IN ITALY, January 15, 1944 – Sgt. Bill Mauldin appears to us over here to be the finest cartoonist the war has produced. And that’s not merely because his cartoons are funny, but because they are also terribly grim and real.

Mauldin’s cartoons aren’t about training-camp life, which you at home are best acquainted with. They are about the men in the line – the tiny percentage of our vast army who are actually up there in that other world doing the dying. His cartoons are about the war.

Mauldin’s central cartoon character is a soldier, unshaven, unwashed, unsmiling. He looks more like a hobo than like your son. He looks, in fact, exactly like a doughfoot who has been in the lines for two months. And that isn’t pretty.

Mauldin’s cartoons in a way are bitter. His work is so mature that I had pictured him as a man approaching middle age. Yet he is only twenty-two, and he looks even younger. He himself could never have raised the heavy black beard of his cartoon dogface. His whiskers are soft and scant, his nose is upturned good-naturedly, and his eyes have a twinkle.

His maturity comes simply from a native understanding of things, and from being a soldier himself for a long time. He has been in the Army three and a half years.

Bill Mauldin was born in Mountain Park, New Mexico. He now calls Phoenix home base, but we of New Mexico could claim him without much resistance on his part. Bill has drawn ever since he was a child. He always drew pictures of the things he wanted to grow up to be, such as cowboys and soldiers, not realizing that what he really wanted to become was a man who draws pictures. He graduated from high school in Phoenix at seventeen, took a year at the Academy of Fine Arts in Chicago, and at eighteen was in the Army. He did sixty-four days on KP duty in his first four months. That fairly cured him of a lifelong worship of uniforms.


Mauldin belongs to the 45th Division. Their record has been a fine one, and their losses have been heavy. Mauldin’s typical grim cartoon soldier is really a 45th Division infantryman, and he is one who has truly been through the mill.

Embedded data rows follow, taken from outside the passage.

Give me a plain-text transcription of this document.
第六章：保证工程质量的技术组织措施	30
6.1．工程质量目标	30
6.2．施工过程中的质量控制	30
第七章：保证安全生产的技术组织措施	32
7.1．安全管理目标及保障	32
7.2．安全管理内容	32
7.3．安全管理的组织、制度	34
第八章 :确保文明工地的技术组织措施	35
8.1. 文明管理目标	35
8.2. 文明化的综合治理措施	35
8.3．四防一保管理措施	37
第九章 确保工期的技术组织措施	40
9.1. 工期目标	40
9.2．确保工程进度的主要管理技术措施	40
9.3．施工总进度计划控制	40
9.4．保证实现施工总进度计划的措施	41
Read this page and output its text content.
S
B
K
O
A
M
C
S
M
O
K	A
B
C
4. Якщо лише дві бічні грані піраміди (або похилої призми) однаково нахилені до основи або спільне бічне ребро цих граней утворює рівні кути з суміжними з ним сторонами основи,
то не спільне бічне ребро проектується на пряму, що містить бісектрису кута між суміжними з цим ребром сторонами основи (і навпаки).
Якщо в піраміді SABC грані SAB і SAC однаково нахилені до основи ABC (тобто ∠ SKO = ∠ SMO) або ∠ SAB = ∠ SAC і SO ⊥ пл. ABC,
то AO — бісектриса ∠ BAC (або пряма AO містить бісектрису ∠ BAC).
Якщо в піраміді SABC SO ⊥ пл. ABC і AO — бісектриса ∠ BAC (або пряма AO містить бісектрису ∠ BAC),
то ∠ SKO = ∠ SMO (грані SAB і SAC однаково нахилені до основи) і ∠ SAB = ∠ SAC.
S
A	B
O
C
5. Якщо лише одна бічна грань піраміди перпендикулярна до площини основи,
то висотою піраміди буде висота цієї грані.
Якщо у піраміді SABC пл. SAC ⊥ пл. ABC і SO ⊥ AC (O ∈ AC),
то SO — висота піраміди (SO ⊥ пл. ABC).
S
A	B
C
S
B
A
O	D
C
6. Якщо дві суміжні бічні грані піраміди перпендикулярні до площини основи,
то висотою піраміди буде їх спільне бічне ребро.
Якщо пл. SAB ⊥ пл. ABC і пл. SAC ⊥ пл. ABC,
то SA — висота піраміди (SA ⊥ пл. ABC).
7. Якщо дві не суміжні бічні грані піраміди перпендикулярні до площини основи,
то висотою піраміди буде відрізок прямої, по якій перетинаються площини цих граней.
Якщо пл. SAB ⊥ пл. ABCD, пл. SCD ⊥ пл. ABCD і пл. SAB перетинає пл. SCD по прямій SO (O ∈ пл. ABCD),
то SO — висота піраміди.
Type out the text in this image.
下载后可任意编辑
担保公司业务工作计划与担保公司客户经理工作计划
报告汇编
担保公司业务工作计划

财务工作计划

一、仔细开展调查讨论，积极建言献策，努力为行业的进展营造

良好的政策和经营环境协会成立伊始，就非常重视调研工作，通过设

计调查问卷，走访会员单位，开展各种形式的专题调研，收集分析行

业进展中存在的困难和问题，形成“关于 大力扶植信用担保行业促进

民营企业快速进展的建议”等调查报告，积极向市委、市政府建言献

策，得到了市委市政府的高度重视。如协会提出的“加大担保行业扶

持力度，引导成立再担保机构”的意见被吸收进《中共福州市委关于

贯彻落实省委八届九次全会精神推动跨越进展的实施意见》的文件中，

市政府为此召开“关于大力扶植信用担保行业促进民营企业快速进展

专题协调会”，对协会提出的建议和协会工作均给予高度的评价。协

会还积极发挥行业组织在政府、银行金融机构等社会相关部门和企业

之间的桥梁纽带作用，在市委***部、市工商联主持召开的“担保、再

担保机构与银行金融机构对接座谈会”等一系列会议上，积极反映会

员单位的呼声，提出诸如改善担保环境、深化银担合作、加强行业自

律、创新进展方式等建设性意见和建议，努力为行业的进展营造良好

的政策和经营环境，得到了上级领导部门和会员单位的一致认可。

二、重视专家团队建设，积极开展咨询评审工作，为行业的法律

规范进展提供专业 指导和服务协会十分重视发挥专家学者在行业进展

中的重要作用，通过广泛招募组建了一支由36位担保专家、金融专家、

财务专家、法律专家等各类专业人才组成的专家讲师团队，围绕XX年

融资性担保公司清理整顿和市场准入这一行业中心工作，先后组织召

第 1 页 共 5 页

Mauldin was detached from straight soldier duty after a year in the infantry, and put to work on the division’s weekly paper. His true war cartoons started in Sicily and have continued on through Italy, gradually gaining recognition. Capt. Bob Neville, Stars and Stripes editor, shakes his head with a veteran’s admiration and says of Mauldin: "He’s got it. Already he’s the outstanding cartoonist of the war."
Mauldin works in a cold, dark little studio in the back of Stars and Stripes’ Naples office. He wears silver-rimmed glasses when he works. His eyes used to be good, but he damaged them in his early Army days by drawing for too many hours at night with poor light.

He averages about three days out of ten at the front, then comes back and draws up a large batch of cartoons. If the weather is good he sketches a few details at the front. But the weather is usually lousy.

"You don’t need to sketch details anyhow," he says. "You come back with a picture of misery and cold and danger in your mind and you don’t need any more details than that."

His cartoon in Stars and Stripes is headed "Up Front . . . By Mauldin." The other day some soldier wrote in a nasty letter asking what the hell did Mauldin know about the front.

Stars and Stripes printed the letter. Beneath it in italics they printed a short editor’s note: "Sgt. Bill Mauldin received the Purple Heart for wounds received while serving in Italy with Pvt. Blank’s own regiment."

That’s known as telling ‘em.

Bill Mauldin is a rather quiet fellow, a little above medium size. He smokes and swears a little and talks frankly and pleasantly. He is not eccentric in any way.

Even though he’s just a kid he’s a husband and father. He married in 1942 while in camp in Texas, and his son was born last August 20 while Bill was in Sicily. His wife and child are living in Phoenix now. Bill carries pictures of them in his pocketbook.

Unfortunately for you and Mauldin both, the American public has no opportunity to see his daily drawings. But that isn’t worrying him. He realizes this is his big chance.

After the war he wants to settle again in the Southwest, which he and I love. He wants to go on doing cartoons of these same guys who are now fighting in the Italian hills, except that by then they’ll be in civilian clothes and living as they should be.